Cafes have mushroomed. The Milk Bar on Montague Street leads the way in the vitamin drive that has recently taken grip of Dublin. Putting a new twist to liquid lunches, Milk Bar serves a variety of tasty soups for those on the run. West Coast Coffee Company, North American Grind and Insomnia Coffee Company are all representative of the new breed of cafe which take the coffee bean seriously.

The Village Quarter may not be cutting edge quite yet, but there's already a strong base in the area. Alongside the thousands of office workers and residents in the village catchment area, there are some 13,000 students from DIT Aungier Street, DIT Kevin Street, Portobello College and the Dublin Business School. Rathmines, with its young population, lies just beyond the Portobello bridge.

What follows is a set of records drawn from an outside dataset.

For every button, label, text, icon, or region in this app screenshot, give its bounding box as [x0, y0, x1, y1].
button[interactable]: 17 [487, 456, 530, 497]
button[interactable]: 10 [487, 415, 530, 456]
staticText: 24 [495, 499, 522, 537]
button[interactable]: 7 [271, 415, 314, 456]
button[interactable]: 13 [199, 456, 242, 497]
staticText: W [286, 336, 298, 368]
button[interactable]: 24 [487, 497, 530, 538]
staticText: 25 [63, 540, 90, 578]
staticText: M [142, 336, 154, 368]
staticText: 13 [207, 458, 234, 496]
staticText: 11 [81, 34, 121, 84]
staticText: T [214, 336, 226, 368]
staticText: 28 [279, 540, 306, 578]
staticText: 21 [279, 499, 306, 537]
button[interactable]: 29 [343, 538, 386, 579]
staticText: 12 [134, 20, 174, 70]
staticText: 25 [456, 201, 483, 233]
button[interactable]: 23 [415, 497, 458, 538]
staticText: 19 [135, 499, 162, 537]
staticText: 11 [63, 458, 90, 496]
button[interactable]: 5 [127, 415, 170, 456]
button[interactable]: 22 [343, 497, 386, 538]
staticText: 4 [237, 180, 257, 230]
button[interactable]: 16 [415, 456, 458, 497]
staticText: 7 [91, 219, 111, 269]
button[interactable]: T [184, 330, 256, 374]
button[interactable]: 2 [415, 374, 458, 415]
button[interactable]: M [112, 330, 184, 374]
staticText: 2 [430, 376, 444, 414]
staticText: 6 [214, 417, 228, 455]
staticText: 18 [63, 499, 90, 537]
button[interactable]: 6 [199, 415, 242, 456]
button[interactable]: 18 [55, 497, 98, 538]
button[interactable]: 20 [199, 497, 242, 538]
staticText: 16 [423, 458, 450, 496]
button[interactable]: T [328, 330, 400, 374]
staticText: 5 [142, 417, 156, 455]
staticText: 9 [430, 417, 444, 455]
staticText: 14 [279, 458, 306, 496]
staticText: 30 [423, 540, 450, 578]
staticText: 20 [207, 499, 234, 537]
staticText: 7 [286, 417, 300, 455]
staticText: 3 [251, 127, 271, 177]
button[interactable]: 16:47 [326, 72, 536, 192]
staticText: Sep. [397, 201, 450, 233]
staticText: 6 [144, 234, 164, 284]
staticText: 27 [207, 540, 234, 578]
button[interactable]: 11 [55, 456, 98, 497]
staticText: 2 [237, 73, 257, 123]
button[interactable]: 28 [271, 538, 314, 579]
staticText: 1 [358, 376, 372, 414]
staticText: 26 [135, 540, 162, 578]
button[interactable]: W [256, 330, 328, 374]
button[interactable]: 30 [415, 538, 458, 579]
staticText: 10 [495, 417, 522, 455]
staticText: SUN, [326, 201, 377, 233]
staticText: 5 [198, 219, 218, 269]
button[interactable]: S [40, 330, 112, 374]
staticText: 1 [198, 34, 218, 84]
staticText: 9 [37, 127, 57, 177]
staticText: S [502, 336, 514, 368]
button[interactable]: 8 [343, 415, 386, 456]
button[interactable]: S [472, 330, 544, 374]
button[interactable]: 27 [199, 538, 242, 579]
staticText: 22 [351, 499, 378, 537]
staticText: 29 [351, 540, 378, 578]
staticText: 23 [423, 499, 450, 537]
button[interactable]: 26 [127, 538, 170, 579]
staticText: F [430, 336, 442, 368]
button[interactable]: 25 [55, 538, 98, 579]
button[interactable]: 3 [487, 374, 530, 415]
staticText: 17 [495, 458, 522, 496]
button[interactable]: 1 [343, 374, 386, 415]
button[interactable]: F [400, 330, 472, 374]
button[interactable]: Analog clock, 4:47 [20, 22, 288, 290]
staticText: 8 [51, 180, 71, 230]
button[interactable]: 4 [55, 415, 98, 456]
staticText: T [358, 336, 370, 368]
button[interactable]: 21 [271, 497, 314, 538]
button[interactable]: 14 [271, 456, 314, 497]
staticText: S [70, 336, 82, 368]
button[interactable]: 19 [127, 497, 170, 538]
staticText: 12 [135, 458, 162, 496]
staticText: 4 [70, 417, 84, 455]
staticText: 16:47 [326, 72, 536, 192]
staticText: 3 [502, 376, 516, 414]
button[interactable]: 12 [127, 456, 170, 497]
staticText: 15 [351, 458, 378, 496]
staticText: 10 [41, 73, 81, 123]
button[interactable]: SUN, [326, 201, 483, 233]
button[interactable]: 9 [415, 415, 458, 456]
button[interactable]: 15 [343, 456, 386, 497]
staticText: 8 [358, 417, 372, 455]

Camden Street is a special Dublin street with a history of ethnic diversity. There are three Muslim food shops and just off it, the Bretzel Jewish bakery, on Lennox Street, is a city institution. While Grafton Street is a model of a cosmopolitan city street, Camden Street is all-Irish - as well as having its own seedy undercurrent.

The trendy cafe bars are separated by butchers, fruit shops and hardware stores. Private members' clubs advertise their services in the side alleys, and compete with what look like houses of ill-repute for late-night custom. This is city-centre living and every pothole reminds you that you're not in London, Paris or New York - and maybe that's the appeal.

Paul Barnes, of Daintree Paper Shop, believes that the buzz of the Village Quarter comes from the influx of young people living and working here, as well as the women who work the street stalls. "There's a great atmosphere here," says Barnes, "especially for those who feel out of sorts with the cosmopolitan atmosphere of Grafton Street. It's a historic street with potential for growth, especially in the old lock-up garages down the back streets - but it can't just be all drinking venues."